China is expected to reduce taxes by 680 billion RMB ($98.74 billion) by April 30, after comprehensively replacing business tax with value added tax (VAT) for one year, said Wang Jun, head of the country’s State Administration of Taxation, on April 13.
Wang said at the fourth meeting of the Organization for Economic Cooperation and Development (OECD) Global Forum on VAT that China has achieved a total tax reduction of 1.2 trillion RMB between January 2012, when the country began its pilot VAT reform, and February 2017. In addition to tax reduction, Wang said China’s VAT reform has also promoted adjustment of the economic structure, stimulated innovation and entrepreneurship, accelerated financial and taxation reform, and normalized market order.
According to Wang, China’s VAT reform involves nearly 16 million enterprises and 10 million individual taxpayers, replacing business taxes of over 2 trillion RMB. He said it has groundbreaking significance for the incorporation of banking, insurance and security businesses into the scope of VAT collection.
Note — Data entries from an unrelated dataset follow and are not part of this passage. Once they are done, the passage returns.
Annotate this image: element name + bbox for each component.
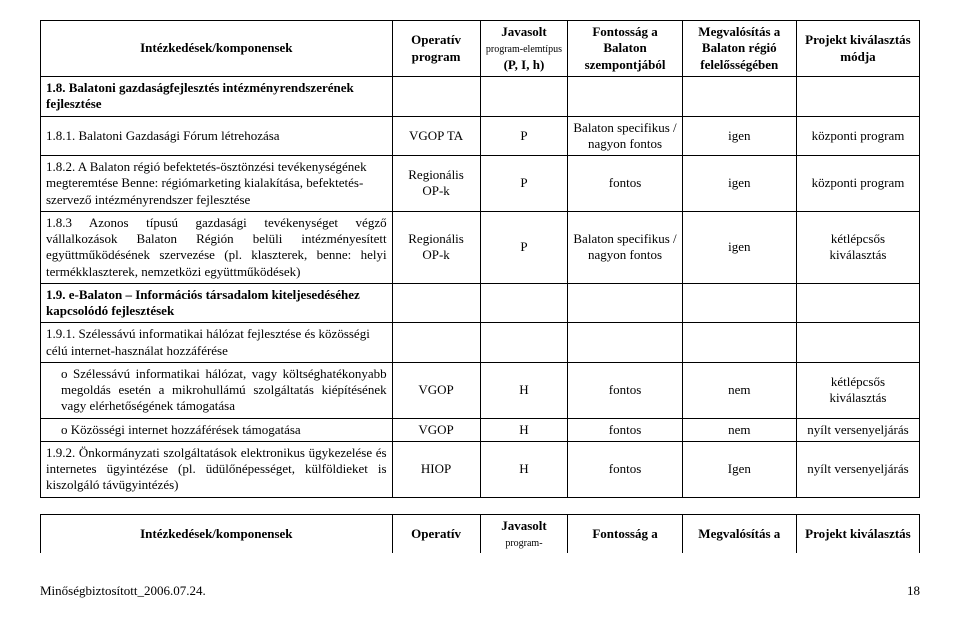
cell-selection: nyílt versenyeljárás: [796, 441, 919, 497]
cell-type: [480, 77, 568, 117]
header-row: Intézkedések/komponensek Operatív progra…: [41, 21, 920, 77]
cell-type: [480, 283, 568, 323]
cell-type: H: [480, 362, 568, 418]
footer-header-row: Intézkedések/komponensek Operatív Javaso…: [41, 514, 920, 553]
cell-program: Regionális OP-k: [392, 156, 480, 212]
table-row: 1.8. Balatoni gazdaságfejlesztés intézmé…: [41, 77, 920, 117]
cell-importance: [568, 77, 682, 117]
fhdr-responsibility: Megvalósítás a: [682, 514, 796, 553]
cell-importance: [568, 283, 682, 323]
cell-selection: nyílt versenyeljárás: [796, 418, 919, 441]
cell-importance: fontos: [568, 362, 682, 418]
cell-component: o Szélessávú informatikai hálózat, vagy …: [41, 362, 393, 418]
table-row: 1.9.2. Önkormányzati szolgáltatások elek…: [41, 441, 920, 497]
cell-importance: Balaton specifikus / nagyon fontos: [568, 116, 682, 156]
cell-importance: fontos: [568, 418, 682, 441]
cell-component: o Közösségi internet hozzáférések támoga…: [41, 418, 393, 441]
cell-type: H: [480, 418, 568, 441]
cell-responsibility: [682, 283, 796, 323]
cell-importance: Balaton specifikus / nagyon fontos: [568, 211, 682, 283]
hdr-program: Operatív program: [392, 21, 480, 77]
cell-program: Regionális OP-k: [392, 211, 480, 283]
cell-responsibility: nem: [682, 362, 796, 418]
cell-importance: fontos: [568, 156, 682, 212]
table-row: 1.9.1. Szélessávú informatikai hálózat f…: [41, 323, 920, 363]
fhdr-components: Intézkedések/komponensek: [41, 514, 393, 553]
cell-program: VGOP: [392, 362, 480, 418]
cell-selection: központi program: [796, 156, 919, 212]
hdr-type-l1: Javasolt: [501, 24, 547, 39]
cell-component: 1.8.3 Azonos típusú gazdasági tevékenysé…: [41, 211, 393, 283]
hdr-type-l3: (P, I, h): [504, 57, 545, 72]
fhdr-type-l2: program-: [505, 538, 542, 549]
cell-program: VGOP: [392, 418, 480, 441]
fhdr-selection: Projekt kiválasztás: [796, 514, 919, 553]
cell-responsibility: igen: [682, 211, 796, 283]
page-footer: Minőségbiztosított_2006.07.24. 18: [40, 583, 920, 599]
hdr-selection: Projekt kiválasztás módja: [796, 21, 919, 77]
cell-type: P: [480, 211, 568, 283]
cell-component: 1.8.1. Balatoni Gazdasági Fórum létrehoz…: [41, 116, 393, 156]
table-body: 1.8. Balatoni gazdaságfejlesztés intézmé…: [41, 77, 920, 498]
cell-program: [392, 77, 480, 117]
hdr-type-l2: program-elemtípus: [486, 44, 562, 55]
fhdr-type-l1: Javasolt: [501, 518, 547, 533]
cell-type: H: [480, 441, 568, 497]
table-row: 1.8.2. A Balaton régió befektetés-ösztön…: [41, 156, 920, 212]
cell-importance: [568, 323, 682, 363]
cell-importance: fontos: [568, 441, 682, 497]
cell-type: P: [480, 116, 568, 156]
cell-responsibility: igen: [682, 156, 796, 212]
cell-responsibility: [682, 323, 796, 363]
cell-component: 1.9. e-Balaton – Információs társadalom …: [41, 283, 393, 323]
cell-program: HIOP: [392, 441, 480, 497]
table-row: 1.8.3 Azonos típusú gazdasági tevékenysé…: [41, 211, 920, 283]
cell-responsibility: nem: [682, 418, 796, 441]
hdr-responsibility: Megvalósítás a Balaton régió felelősségé…: [682, 21, 796, 77]
footer-page: 18: [907, 583, 920, 599]
cell-component: 1.9.2. Önkormányzati szolgáltatások elek…: [41, 441, 393, 497]
cell-program: [392, 323, 480, 363]
cell-selection: központi program: [796, 116, 919, 156]
cell-component: 1.9.1. Szélessávú informatikai hálózat f…: [41, 323, 393, 363]
table-row: o Szélessávú informatikai hálózat, vagy …: [41, 362, 920, 418]
fhdr-importance: Fontosság a: [568, 514, 682, 553]
cell-responsibility: igen: [682, 116, 796, 156]
cell-program: [392, 283, 480, 323]
cell-type: [480, 323, 568, 363]
hdr-importance: Fontosság a Balaton szempontjából: [568, 21, 682, 77]
cell-selection: [796, 283, 919, 323]
footer-table: Intézkedések/komponensek Operatív Javaso…: [40, 514, 920, 554]
table-row: o Közösségi internet hozzáférések támoga…: [41, 418, 920, 441]
footer-left: Minőségbiztosított_2006.07.24.: [40, 583, 206, 599]
hdr-components: Intézkedések/komponensek: [41, 21, 393, 77]
fhdr-type: Javasolt program-: [480, 514, 568, 553]
cell-component: 1.8.2. A Balaton régió befektetés-ösztön…: [41, 156, 393, 212]
cell-type: P: [480, 156, 568, 212]
cell-selection: kétlépcsős kiválasztás: [796, 362, 919, 418]
cell-selection: kétlépcsős kiválasztás: [796, 211, 919, 283]
main-table: Intézkedések/komponensek Operatív progra…: [40, 20, 920, 498]
cell-component: 1.8. Balatoni gazdaságfejlesztés intézmé…: [41, 77, 393, 117]
cell-program: VGOP TA: [392, 116, 480, 156]
hdr-type: Javasolt program-elemtípus (P, I, h): [480, 21, 568, 77]
table-row: 1.9. e-Balaton – Információs társadalom …: [41, 283, 920, 323]
cell-selection: [796, 323, 919, 363]
cell-selection: [796, 77, 919, 117]
fhdr-program: Operatív: [392, 514, 480, 553]
cell-responsibility: Igen: [682, 441, 796, 497]
cell-responsibility: [682, 77, 796, 117]
table-row: 1.8.1. Balatoni Gazdasági Fórum létrehoz…: [41, 116, 920, 156]
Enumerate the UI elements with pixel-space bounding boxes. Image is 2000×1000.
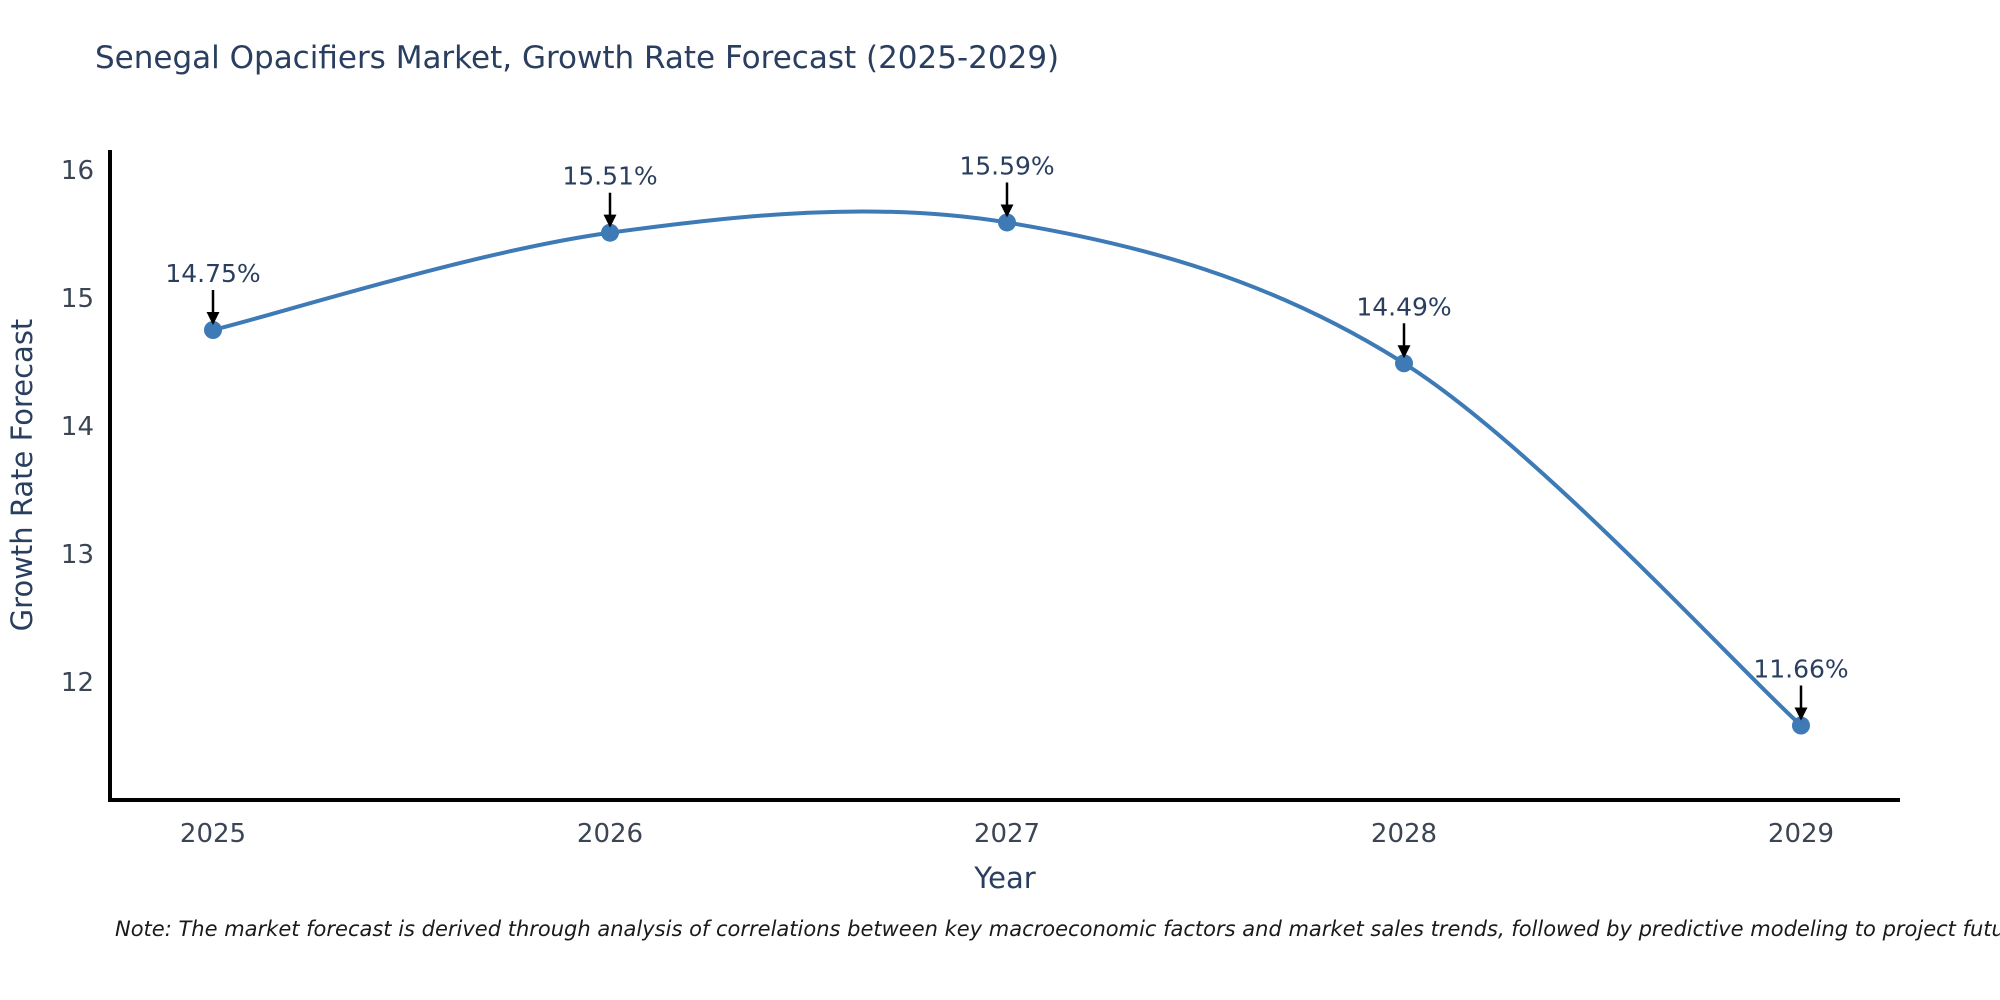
y-tick-label: 16 xyxy=(61,156,94,186)
x-tick-label: 2029 xyxy=(1768,819,1834,849)
data-point-label: 11.66% xyxy=(1753,655,1848,684)
y-tick-label: 13 xyxy=(61,540,94,570)
x-tick-label: 2027 xyxy=(974,819,1040,849)
data-point-marker xyxy=(601,223,619,242)
data-point-marker xyxy=(204,321,222,339)
data-point-label: 14.75% xyxy=(165,259,260,288)
x-tick-label: 2025 xyxy=(180,819,246,849)
x-tick-label: 2028 xyxy=(1371,819,1437,849)
y-tick-label: 15 xyxy=(61,284,94,314)
data-point-label: 14.49% xyxy=(1356,292,1451,321)
data-point-label: 15.59% xyxy=(959,151,1054,180)
chart-footnote: Note: The market forecast is derived thr… xyxy=(115,917,2000,941)
y-axis-title: Growth Rate Forecast xyxy=(5,319,39,632)
data-point-marker xyxy=(1792,716,1810,735)
y-tick-label: 12 xyxy=(61,668,94,698)
trend-line xyxy=(211,209,1803,728)
x-tick-label: 2026 xyxy=(577,819,643,849)
data-point-marker xyxy=(998,213,1016,232)
data-point-marker xyxy=(1395,354,1413,373)
x-axis-title: Year xyxy=(973,861,1035,895)
chart-title: Senegal Opacifiers Market, Growth Rate F… xyxy=(95,40,1060,76)
y-tick-label: 14 xyxy=(61,412,94,442)
data-point-label: 15.51% xyxy=(562,162,657,191)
Representatives attending the forum from various countries expressed the belief that successful VAT reform showcases China’s excellent strategic execution of economic reform. It will not only spur the country’s economic growth, but will also inject momentum into global economic development, according to the representatives, who also noted that China’s practice has provided a successful example of tax reform for the international community in recent years.
The OECD Global Forum on VAT is the forum with the greatest degree of global participation and with the broadest scope of cooperation. Tax departments from more than 100 countries and international organizations attended the meeting.